Jun. 28th, 2012

xylie: (Default)
Since I was a kid, baseball games have honestly filled me up with horror. The idea that you are supposed to sit still for nine innings and watch someone else play seemed quite boring. Being in the game, sure, that was where the action was. I can't play to save my life, but it is fun to hit things with sticks and run like a crazed kitten after a ball.

Apparently, though, one does not sit for long at a pro game. One arrives, one eats, one shops, one wanders about through a stadium that would have made visitors to the hippodrome feel right at home. And even after you locate your seats there are several reasons to get up. Beer. Food. Fly balls. The Wave. Staring at those hipsters from Google in the impossibly tight jeans and speculate on their survival...or perhaps just their remaining circulatory systems.

Okay that last one is probably limited to Giants games, but the rest seemed universal. Jim dragged me along to a Loral event for his group, and did my best to make a good impression and not look behind me. We were in the very top row so that all that sat between me and my achrophobic self was the chain link fence and a sturdy stadium seat. Wheee.

Jim felt the same way so we were two grimly happy folks not looking behind us for several minutes. Then the Giants made a good showing of beating the Dodgers silly and the razzing of the Los Angeles members of his group began. It was all in good fun and not at all likely to get us arrested by any plain clothes police. However, we were reminded every 15 minutes or so that we could text FOUL to a local hotline if any sort of bad behavior were occurring.
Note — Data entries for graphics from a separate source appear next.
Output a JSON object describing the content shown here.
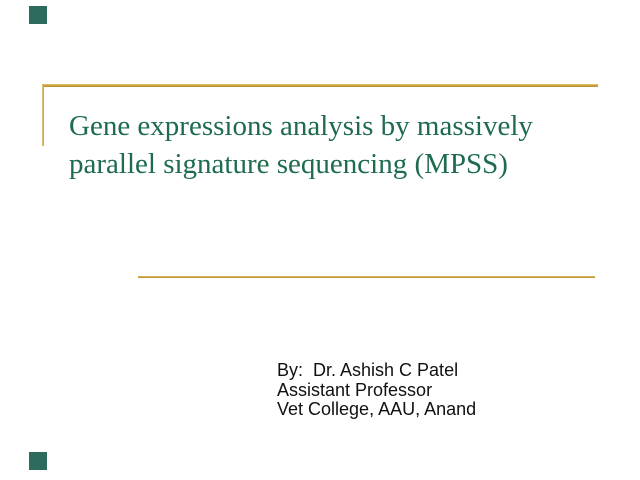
{
  "slide": {
    "kind": "presentation-title-slide",
    "title_lines": [
      "Gene expressions analysis by massively",
      "parallel signature sequencing (MPSS)"
    ],
    "author_lines": [
      "By:  Dr. Ashish C Patel",
      "Assistant Professor",
      "Vet College, AAU, Anand"
    ],
    "colors": {
      "title_green": "#1E6B4E",
      "accent_gold": "#C8A13B",
      "corner_teal": "#2E6B5F",
      "author_text": "#111111",
      "background": "#FFFFFF"
    }
  }
}
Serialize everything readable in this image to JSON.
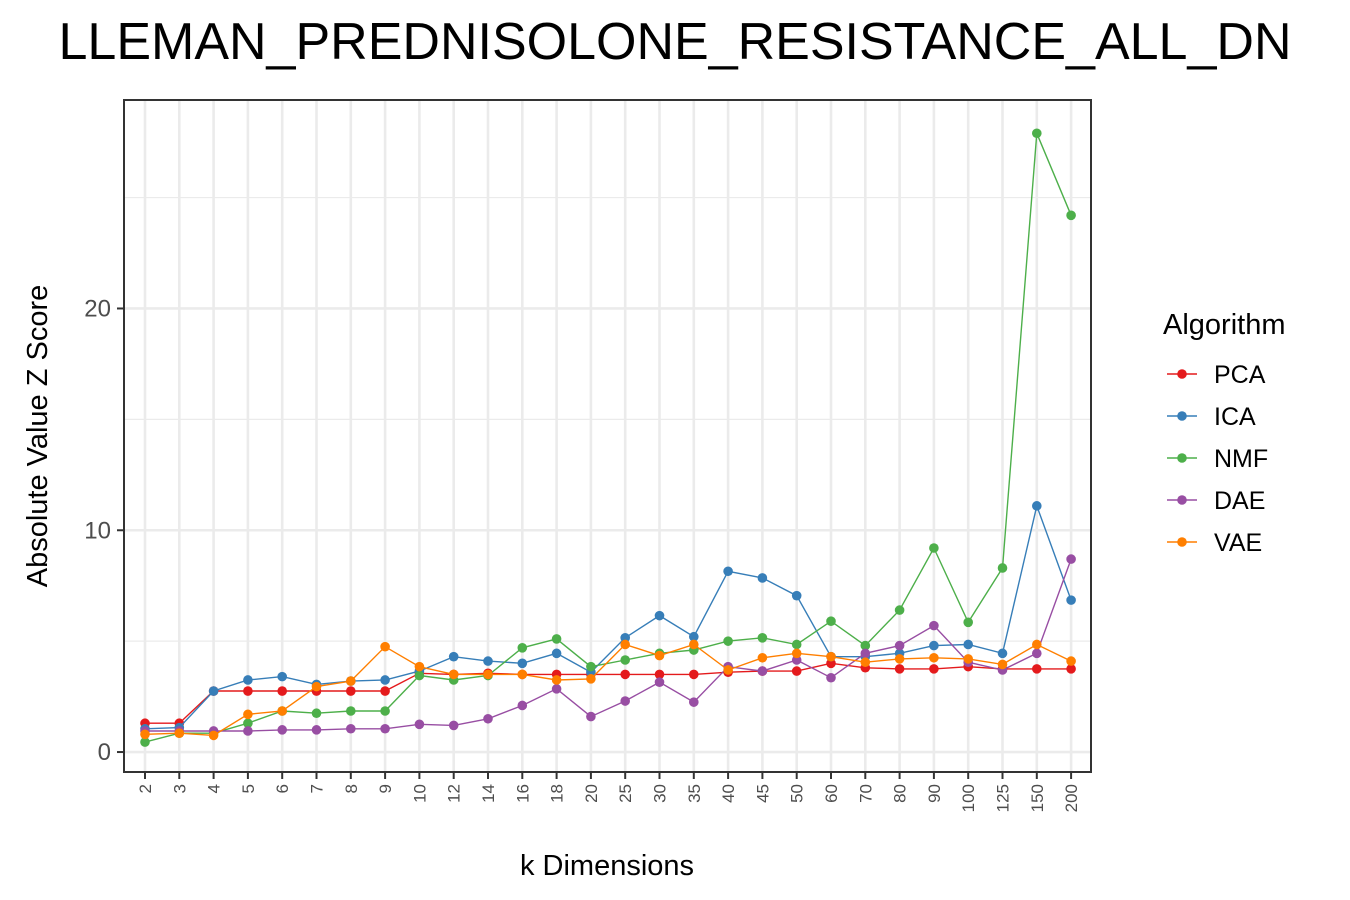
{
  "chart_data": {
    "type": "line",
    "title": "LLEMAN_PREDNISOLONE_RESISTANCE_ALL_DN",
    "xlabel": "k Dimensions",
    "ylabel": "Absolute Value Z Score",
    "categories": [
      "2",
      "3",
      "4",
      "5",
      "6",
      "7",
      "8",
      "9",
      "10",
      "12",
      "14",
      "16",
      "18",
      "20",
      "25",
      "30",
      "35",
      "40",
      "45",
      "50",
      "60",
      "70",
      "80",
      "90",
      "100",
      "125",
      "150",
      "200"
    ],
    "y_ticks": [
      0,
      10,
      20
    ],
    "ylim": [
      -0.9,
      29.4
    ],
    "grid": true,
    "legend": {
      "title": "Algorithm",
      "position": "right"
    },
    "series": [
      {
        "name": "PCA",
        "color": "#E41A1C",
        "values": [
          1.3,
          1.3,
          2.75,
          2.75,
          2.75,
          2.75,
          2.75,
          2.75,
          3.55,
          3.5,
          3.55,
          3.5,
          3.5,
          3.5,
          3.5,
          3.5,
          3.5,
          3.6,
          3.65,
          3.65,
          4.0,
          3.8,
          3.75,
          3.75,
          3.85,
          3.75,
          3.75,
          3.75
        ]
      },
      {
        "name": "ICA",
        "color": "#377EB8",
        "values": [
          1.05,
          1.1,
          2.75,
          3.25,
          3.4,
          3.05,
          3.2,
          3.25,
          3.65,
          4.3,
          4.1,
          4.0,
          4.45,
          3.6,
          5.15,
          6.15,
          5.2,
          8.15,
          7.85,
          7.05,
          4.3,
          4.3,
          4.45,
          4.8,
          4.85,
          4.45,
          11.1,
          6.85
        ]
      },
      {
        "name": "NMF",
        "color": "#4DAF4A",
        "values": [
          0.45,
          0.85,
          0.85,
          1.3,
          1.85,
          1.75,
          1.85,
          1.85,
          3.45,
          3.25,
          3.45,
          4.7,
          5.1,
          3.85,
          4.15,
          4.45,
          4.6,
          5.0,
          5.15,
          4.85,
          5.9,
          4.8,
          6.4,
          9.2,
          5.85,
          8.3,
          27.9,
          24.2
        ]
      },
      {
        "name": "DAE",
        "color": "#984EA3",
        "values": [
          0.95,
          0.95,
          0.95,
          0.95,
          1.0,
          1.0,
          1.05,
          1.05,
          1.25,
          1.2,
          1.5,
          2.1,
          2.85,
          1.6,
          2.3,
          3.15,
          2.25,
          3.85,
          3.65,
          4.15,
          3.35,
          4.45,
          4.8,
          5.7,
          4.05,
          3.7,
          4.45,
          8.7
        ]
      },
      {
        "name": "VAE",
        "color": "#FF7F00",
        "values": [
          0.8,
          0.85,
          0.75,
          1.7,
          1.85,
          2.95,
          3.2,
          4.75,
          3.85,
          3.5,
          3.5,
          3.5,
          3.25,
          3.3,
          4.85,
          4.35,
          4.85,
          3.7,
          4.25,
          4.45,
          4.3,
          4.05,
          4.2,
          4.25,
          4.2,
          3.95,
          4.85,
          4.1
        ]
      }
    ]
  }
}
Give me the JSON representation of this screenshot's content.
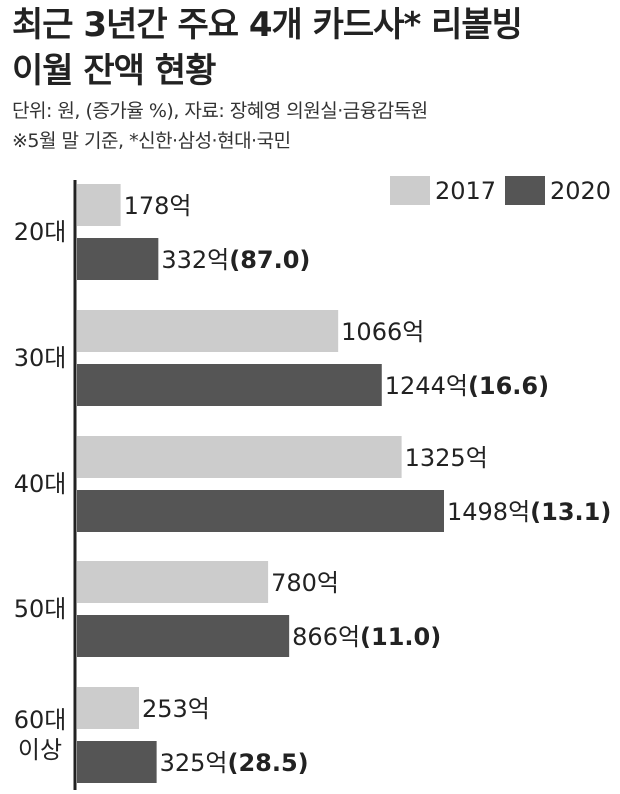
{
  "title": [
    "최근 3년간 주요 4개 카드사* 리볼빙",
    "이월 잔액 현황"
  ],
  "notes": [
    "단위: 원, (증가율 %), 자료: 장혜영 의원실·금융감독원",
    "※5월 말 기준, *신한·삼성·현대·국민"
  ],
  "colors": {
    "2017": "#cccccc",
    "2020": "#555555",
    "axis": "#222222"
  },
  "chart_data": {
    "type": "bar",
    "orientation": "horizontal",
    "categories": [
      [
        "20대"
      ],
      [
        "30대"
      ],
      [
        "40대"
      ],
      [
        "50대"
      ],
      [
        "60대",
        "이상"
      ]
    ],
    "series": [
      {
        "name": "2017",
        "values": [
          178,
          1066,
          1325,
          780,
          253
        ],
        "labels": [
          "178억",
          "1066억",
          "1325억",
          "780억",
          "253억"
        ]
      },
      {
        "name": "2020",
        "values": [
          332,
          1244,
          1498,
          866,
          325
        ],
        "labels": [
          "332억",
          "1244억",
          "1498억",
          "866억",
          "325억"
        ]
      }
    ],
    "growth": [
      "(87.0)",
      "(16.6)",
      "(13.1)",
      "(11.0)",
      "(28.5)"
    ],
    "unit": "억",
    "legend": "top-right",
    "grid": false
  }
}
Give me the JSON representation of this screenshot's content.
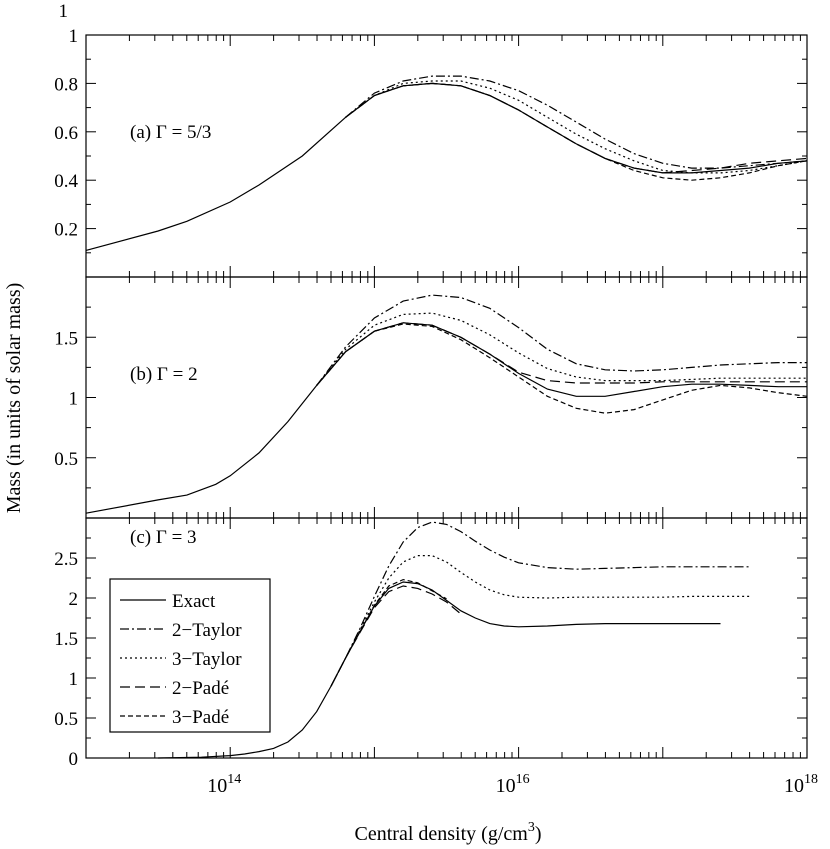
{
  "chart_data": {
    "type": "line",
    "xlabel": "Central density (g/cm",
    "xlabel_superscript": "3",
    "xlabel_suffix": ")",
    "ylabel": "Mass (in units of solar mass)",
    "x_scale": "log",
    "xlim_log10": [
      13,
      18
    ],
    "x_tick_labels": [
      {
        "log10": 14,
        "base": "10",
        "exp": "14"
      },
      {
        "log10": 16,
        "base": "10",
        "exp": "16"
      },
      {
        "log10": 18,
        "base": "10",
        "exp": "18"
      }
    ],
    "styles": {
      "Exact": "",
      "2-Taylor": "9 3 2 3",
      "3-Taylor": "2 3",
      "2-Padé": "10 5",
      "3-Padé": "5 3"
    },
    "legend": {
      "panel": 2,
      "placement": "left",
      "entries": [
        "Exact",
        "2−Taylor",
        "3−Taylor",
        "2−Padé",
        "3−Padé"
      ],
      "series_keys": [
        "Exact",
        "2-Taylor",
        "3-Taylor",
        "2-Padé",
        "3-Padé"
      ]
    },
    "panels": [
      {
        "label": "(a) Γ = 5/3",
        "ylim": [
          0,
          1
        ],
        "y_ticks": [
          {
            "value": 0.2,
            "label": "0.2"
          },
          {
            "value": 0.4,
            "label": "0.4"
          },
          {
            "value": 0.6,
            "label": "0.6"
          },
          {
            "value": 0.8,
            "label": "0.8"
          },
          {
            "value": 1.0,
            "label": "1"
          }
        ],
        "series": [
          {
            "name": "Exact",
            "x_log10": [
              13,
              13.5,
              13.7,
              14,
              14.2,
              14.5,
              14.8,
              15,
              15.2,
              15.4,
              15.6,
              15.8,
              16,
              16.2,
              16.4,
              16.6,
              16.8,
              17,
              17.2,
              17.4,
              17.6,
              17.8,
              18
            ],
            "y": [
              0.11,
              0.19,
              0.23,
              0.31,
              0.38,
              0.5,
              0.66,
              0.75,
              0.79,
              0.8,
              0.79,
              0.75,
              0.69,
              0.62,
              0.55,
              0.49,
              0.45,
              0.43,
              0.43,
              0.44,
              0.45,
              0.47,
              0.48
            ]
          },
          {
            "name": "2-Taylor",
            "x_log10": [
              14.8,
              15,
              15.2,
              15.4,
              15.6,
              15.8,
              16,
              16.2,
              16.4,
              16.6,
              16.8,
              17,
              17.2,
              17.4,
              17.6,
              17.8,
              18
            ],
            "y": [
              0.66,
              0.76,
              0.81,
              0.83,
              0.83,
              0.81,
              0.77,
              0.71,
              0.64,
              0.57,
              0.51,
              0.47,
              0.45,
              0.45,
              0.46,
              0.47,
              0.48
            ]
          },
          {
            "name": "3-Taylor",
            "x_log10": [
              14.8,
              15,
              15.2,
              15.4,
              15.6,
              15.8,
              16,
              16.2,
              16.4,
              16.6,
              16.8,
              17,
              17.2,
              17.4,
              17.6,
              17.8,
              18
            ],
            "y": [
              0.66,
              0.75,
              0.8,
              0.81,
              0.81,
              0.78,
              0.73,
              0.66,
              0.59,
              0.53,
              0.48,
              0.44,
              0.43,
              0.43,
              0.44,
              0.46,
              0.48
            ]
          },
          {
            "name": "2-Padé",
            "x_log10": [
              14.8,
              15,
              15.2,
              15.4,
              15.6,
              15.8,
              16,
              16.2,
              16.4,
              16.6,
              16.8,
              17,
              17.2,
              17.4,
              17.6,
              17.8,
              18
            ],
            "y": [
              0.66,
              0.75,
              0.79,
              0.8,
              0.79,
              0.75,
              0.69,
              0.62,
              0.55,
              0.49,
              0.45,
              0.43,
              0.44,
              0.45,
              0.47,
              0.48,
              0.49
            ]
          },
          {
            "name": "3-Padé",
            "x_log10": [
              14.8,
              15,
              15.2,
              15.4,
              15.6,
              15.8,
              16,
              16.2,
              16.4,
              16.6,
              16.8,
              17,
              17.2,
              17.4,
              17.6,
              17.8,
              18
            ],
            "y": [
              0.66,
              0.75,
              0.79,
              0.8,
              0.79,
              0.75,
              0.69,
              0.62,
              0.55,
              0.49,
              0.44,
              0.41,
              0.4,
              0.41,
              0.43,
              0.46,
              0.48
            ]
          }
        ]
      },
      {
        "label": "(b) Γ = 2",
        "ylim": [
          0,
          2
        ],
        "y_ticks": [
          {
            "value": 0.5,
            "label": "0.5"
          },
          {
            "value": 1.0,
            "label": "1"
          },
          {
            "value": 1.5,
            "label": "1.5"
          }
        ],
        "series": [
          {
            "name": "Exact",
            "x_log10": [
              13,
              13.5,
              13.7,
              13.9,
              14,
              14.2,
              14.4,
              14.6,
              14.8,
              15,
              15.2,
              15.4,
              15.6,
              15.8,
              16,
              16.2,
              16.4,
              16.6,
              16.8,
              17,
              17.2,
              17.4,
              17.6,
              17.8,
              18
            ],
            "y": [
              0.04,
              0.15,
              0.19,
              0.28,
              0.35,
              0.54,
              0.8,
              1.1,
              1.38,
              1.55,
              1.62,
              1.6,
              1.5,
              1.36,
              1.2,
              1.07,
              1.01,
              1.01,
              1.05,
              1.09,
              1.11,
              1.11,
              1.1,
              1.09,
              1.09
            ]
          },
          {
            "name": "2-Taylor",
            "x_log10": [
              14.6,
              14.8,
              15,
              15.2,
              15.4,
              15.6,
              15.8,
              16,
              16.2,
              16.4,
              16.6,
              16.8,
              17,
              17.2,
              17.4,
              17.6,
              17.8,
              18
            ],
            "y": [
              1.1,
              1.42,
              1.66,
              1.8,
              1.85,
              1.83,
              1.74,
              1.58,
              1.4,
              1.28,
              1.23,
              1.22,
              1.23,
              1.25,
              1.27,
              1.28,
              1.29,
              1.29
            ]
          },
          {
            "name": "3-Taylor",
            "x_log10": [
              14.6,
              14.8,
              15,
              15.2,
              15.4,
              15.6,
              15.8,
              16,
              16.2,
              16.4,
              16.6,
              16.8,
              17,
              17.2,
              17.4,
              17.6,
              17.8,
              18
            ],
            "y": [
              1.1,
              1.4,
              1.6,
              1.69,
              1.7,
              1.64,
              1.52,
              1.37,
              1.24,
              1.17,
              1.14,
              1.14,
              1.14,
              1.15,
              1.16,
              1.16,
              1.16,
              1.16
            ]
          },
          {
            "name": "2-Padé",
            "x_log10": [
              14.6,
              14.8,
              15,
              15.2,
              15.4,
              15.6,
              15.8,
              16,
              16.2,
              16.4,
              16.6,
              16.8,
              17,
              17.2,
              17.4,
              17.6,
              17.8,
              18
            ],
            "y": [
              1.1,
              1.38,
              1.55,
              1.62,
              1.6,
              1.5,
              1.36,
              1.21,
              1.14,
              1.12,
              1.12,
              1.12,
              1.13,
              1.13,
              1.13,
              1.13,
              1.13,
              1.13
            ]
          },
          {
            "name": "3-Padé",
            "x_log10": [
              14.6,
              14.8,
              15,
              15.2,
              15.4,
              15.6,
              15.8,
              16,
              16.2,
              16.4,
              16.6,
              16.8,
              17,
              17.2,
              17.4,
              17.6,
              17.8,
              18
            ],
            "y": [
              1.1,
              1.38,
              1.55,
              1.61,
              1.59,
              1.48,
              1.33,
              1.17,
              1.01,
              0.91,
              0.87,
              0.9,
              0.98,
              1.06,
              1.1,
              1.08,
              1.04,
              1.01
            ]
          }
        ]
      },
      {
        "label": "(c) Γ = 3",
        "ylim": [
          0,
          3
        ],
        "y_ticks": [
          {
            "value": 0,
            "label": "0"
          },
          {
            "value": 0.5,
            "label": "0.5"
          },
          {
            "value": 1.0,
            "label": "1"
          },
          {
            "value": 1.5,
            "label": "1.5"
          },
          {
            "value": 2.0,
            "label": "2"
          },
          {
            "value": 2.5,
            "label": "2.5"
          }
        ],
        "series": [
          {
            "name": "Exact",
            "x_log10": [
              13.5,
              13.8,
              14,
              14.1,
              14.2,
              14.3,
              14.4,
              14.5,
              14.6,
              14.7,
              14.8,
              14.9,
              15,
              15.1,
              15.2,
              15.3,
              15.4,
              15.5,
              15.6,
              15.7,
              15.8,
              15.9,
              16,
              16.2,
              16.4,
              16.6,
              16.8,
              17,
              17.2,
              17.4
            ],
            "y": [
              0,
              0.01,
              0.03,
              0.05,
              0.08,
              0.12,
              0.2,
              0.35,
              0.58,
              0.9,
              1.25,
              1.58,
              1.9,
              2.12,
              2.2,
              2.18,
              2.1,
              1.97,
              1.84,
              1.75,
              1.68,
              1.65,
              1.64,
              1.65,
              1.67,
              1.68,
              1.68,
              1.68,
              1.68,
              1.68
            ]
          },
          {
            "name": "2-Taylor",
            "x_log10": [
              14.7,
              14.8,
              14.9,
              15,
              15.1,
              15.2,
              15.3,
              15.4,
              15.5,
              15.6,
              15.7,
              15.8,
              15.9,
              16,
              16.2,
              16.4,
              16.6,
              16.8,
              17,
              17.2,
              17.4,
              17.6
            ],
            "y": [
              0.9,
              1.25,
              1.62,
              2.02,
              2.4,
              2.7,
              2.88,
              2.95,
              2.92,
              2.83,
              2.71,
              2.6,
              2.51,
              2.44,
              2.38,
              2.36,
              2.37,
              2.38,
              2.39,
              2.39,
              2.39,
              2.39
            ]
          },
          {
            "name": "3-Taylor",
            "x_log10": [
              14.7,
              14.8,
              14.9,
              15,
              15.1,
              15.2,
              15.3,
              15.4,
              15.5,
              15.6,
              15.7,
              15.8,
              15.9,
              16,
              16.2,
              16.4,
              16.6,
              16.8,
              17,
              17.2,
              17.4,
              17.6
            ],
            "y": [
              0.9,
              1.25,
              1.6,
              1.95,
              2.25,
              2.45,
              2.53,
              2.53,
              2.45,
              2.32,
              2.2,
              2.1,
              2.04,
              2.01,
              2.0,
              2.01,
              2.01,
              2.01,
              2.01,
              2.02,
              2.02,
              2.02
            ]
          },
          {
            "name": "2-Padé",
            "x_log10": [
              14.7,
              14.8,
              14.9,
              15,
              15.1,
              15.2,
              15.3,
              15.4,
              15.5,
              15.6
            ],
            "y": [
              0.9,
              1.25,
              1.57,
              1.88,
              2.08,
              2.15,
              2.12,
              2.05,
              1.95,
              1.8
            ]
          },
          {
            "name": "3-Padé",
            "x_log10": [
              14.7,
              14.8,
              14.9,
              15,
              15.1,
              15.2,
              15.3,
              15.4,
              15.5
            ],
            "y": [
              0.9,
              1.25,
              1.58,
              1.91,
              2.15,
              2.23,
              2.19,
              2.09,
              1.99
            ]
          }
        ]
      }
    ]
  }
}
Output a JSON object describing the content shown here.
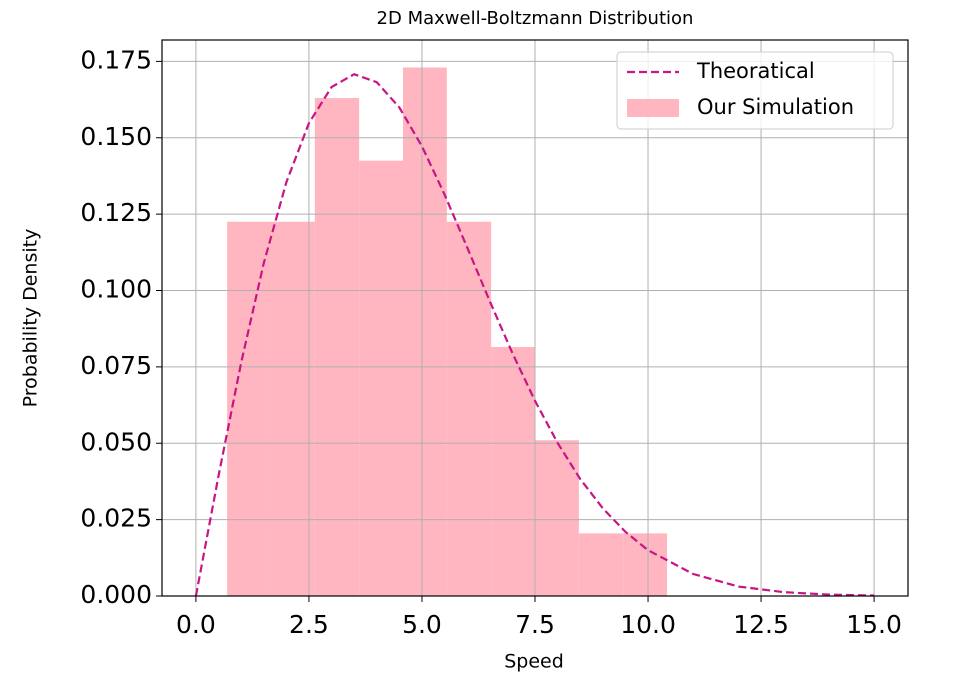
{
  "chart_data": {
    "type": "histogram",
    "title": "2D Maxwell-Boltzmann Distribution",
    "xlabel": "Speed",
    "ylabel": "Probability Density",
    "name": "Our Simulation",
    "color": "#ffb6c1",
    "bins": [
      0.69,
      1.66,
      2.63,
      3.61,
      4.58,
      5.55,
      6.53,
      7.5,
      8.47,
      9.45,
      10.42
    ],
    "values": [
      0.1225,
      0.1225,
      0.163,
      0.1425,
      0.173,
      0.1225,
      0.0815,
      0.051,
      0.0205,
      0.0205
    ],
    "line": {
      "type": "line",
      "name": "Theoratical",
      "color": "#c71585",
      "dashed": true,
      "x": [
        0,
        0.5,
        1,
        1.5,
        2,
        2.5,
        3,
        3.5,
        4,
        4.5,
        5,
        5.5,
        6,
        6.5,
        7,
        7.5,
        8,
        8.5,
        9,
        9.5,
        10,
        11,
        12,
        13,
        14,
        15
      ],
      "values": [
        0,
        0.0393,
        0.0763,
        0.1089,
        0.1354,
        0.1548,
        0.1666,
        0.1708,
        0.1682,
        0.1599,
        0.1472,
        0.1314,
        0.1141,
        0.0965,
        0.0795,
        0.0639,
        0.0501,
        0.0383,
        0.0287,
        0.021,
        0.015,
        0.0072,
        0.0031,
        0.00126,
        0.00047,
        0.00016
      ]
    },
    "xlim": [
      -0.75,
      15.75
    ],
    "ylim": [
      0,
      0.182
    ],
    "xticks": [
      {
        "value": 0,
        "label": "0.0"
      },
      {
        "value": 2.5,
        "label": "2.5"
      },
      {
        "value": 5,
        "label": "5.0"
      },
      {
        "value": 7.5,
        "label": "7.5"
      },
      {
        "value": 10,
        "label": "10.0"
      },
      {
        "value": 12.5,
        "label": "12.5"
      },
      {
        "value": 15,
        "label": "15.0"
      }
    ],
    "yticks": [
      {
        "value": 0,
        "label": "0.000"
      },
      {
        "value": 0.025,
        "label": "0.025"
      },
      {
        "value": 0.05,
        "label": "0.050"
      },
      {
        "value": 0.075,
        "label": "0.075"
      },
      {
        "value": 0.1,
        "label": "0.100"
      },
      {
        "value": 0.125,
        "label": "0.125"
      },
      {
        "value": 0.15,
        "label": "0.150"
      },
      {
        "value": 0.175,
        "label": "0.175"
      }
    ],
    "grid": true,
    "legend": "upper right"
  }
}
All in all my first MLB game was fun it was what came afterwards that cracked the evening.
xylie: (SleepTight)
This would be Jim's third accident in the CR-V. This is not to say that I am an especially good driver, just that I tend to drive less, in less hellish conditions and when I do drive I tend to do it with the grim Germanic conviction that everyone is in fact out to get me.

We were headed home from the Giant's Game. We left after an ice cream and hot chocolate in the 7th inning in the hopes of escaping traffic. Unfortunately we were parked along the pier in what Jim generically termed as GRIM. I was more flippant after a night out of death defying heights and asked him politely if he thought we'd run into Thomas and Sarah Wayne on our way home.

Fortunately his parents let him out enough that he gets that joke. Now and then I get tripped by the differences in our upbringing.

We headed home through what can only be described as the usual sort of San Francisco joke on tourists. Street signs that promised a freeway for several blocks, yet failed to exactly deliver. We cut over using our knowledge of the area and headed back to Loral, where I'd left the van.

Several things went wrong at first. 101 at that stretch lacks a shoulder. The Jersey barriers come right up to the lane line. A gentleman for no apparent reason was stopped in the slow lane. A kid who had just learned how to drive was stopping to deal with the situation. We were right behind him.

Anyone who's been in an accident says that it happened so fast. I guess we are expected to say this. The truth is that time seems to slow down if you can anticipate the outcome. And you're stuck with your brain having completed calculations that your body will simply have to wait to live out.

We walked away. I guess that is something.